Lack is a stiff lead, and most of the cast isn’t much better, though Ironside chews enough scenery for everyone, and McGoohan is in fine sage-Englishman-in-dirty-genre-movie mode. But that’s as it should be. Cronenberg would soon start playing with real actors (James Woods, Jeff Goldblum, Jeremy Irons), whose strong personalities pushed back against his obsession with humans as mere bodies destined for unthinkable mutations and abuses. But “Scanners” is a film about people going beyond people, who live primarily in the mind. His characters — even the non-psychic ones — are there to make silly faces while the soundtrack hums and buzzes with futurist electronics.

“Scanners” doesn’t go as deep into this idea as he would later on, or even as he did in 1978’s “The Brood” — a chilling look at the damage of divorce manifesting itself in psychotic creatures. It’s skin deep, and regularly punctuated with hair-raising set pieces and shoot-outs. In fact, there’s so much incident in it that it’s not always recognizable as Cronenberg — except that few others would be as revved up by action scenes played over people’s faces as they scan others, and that not many other directors would have the stomach for the nasty places “Scanners” goes with casual ease.

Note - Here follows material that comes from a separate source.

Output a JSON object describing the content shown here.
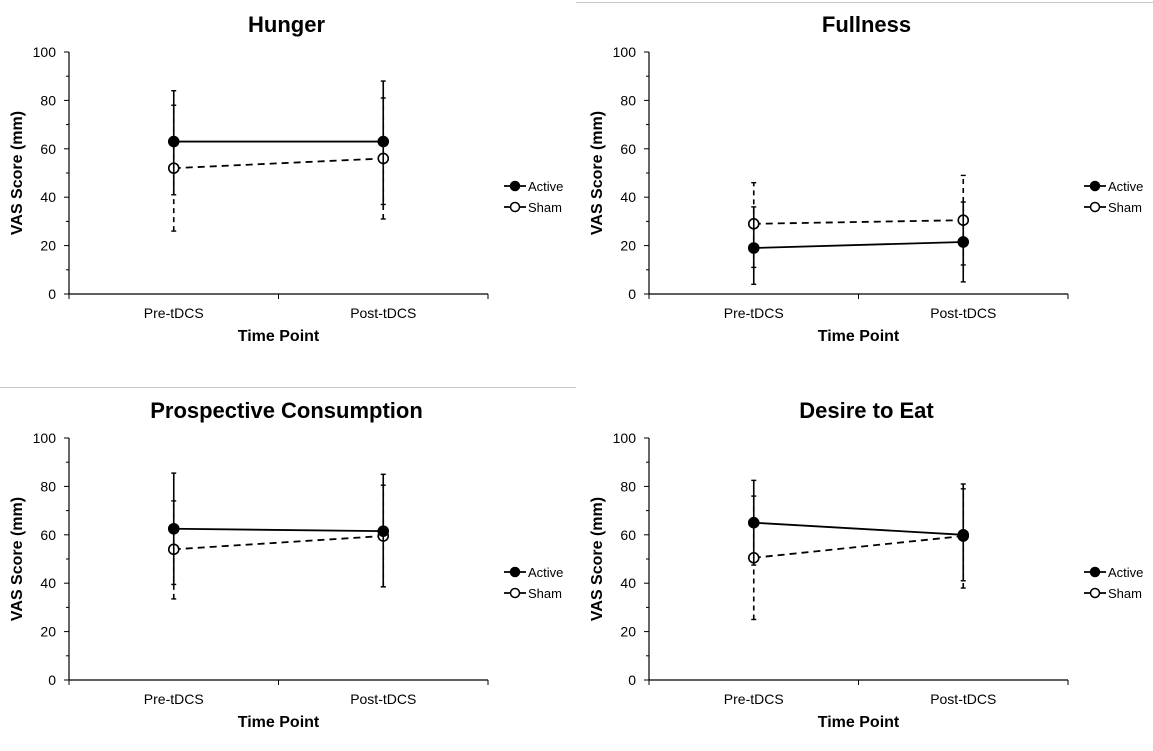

Special features: Criterion’s predictably beefed-up edition includes a doc on the effects, plus new chats with Ironside and Lack, an artist who is much more alert and fun than he is as an actor. It also includes the entirety of “Stereo,” his 1969 student feature that plays as a kind of rough draft for the ideas explored with more money in “Scanners” (and features the unforgettable preening of actor Ronald Mlodzik, who also appears in Cronenberg’s “Crimes of the Future”).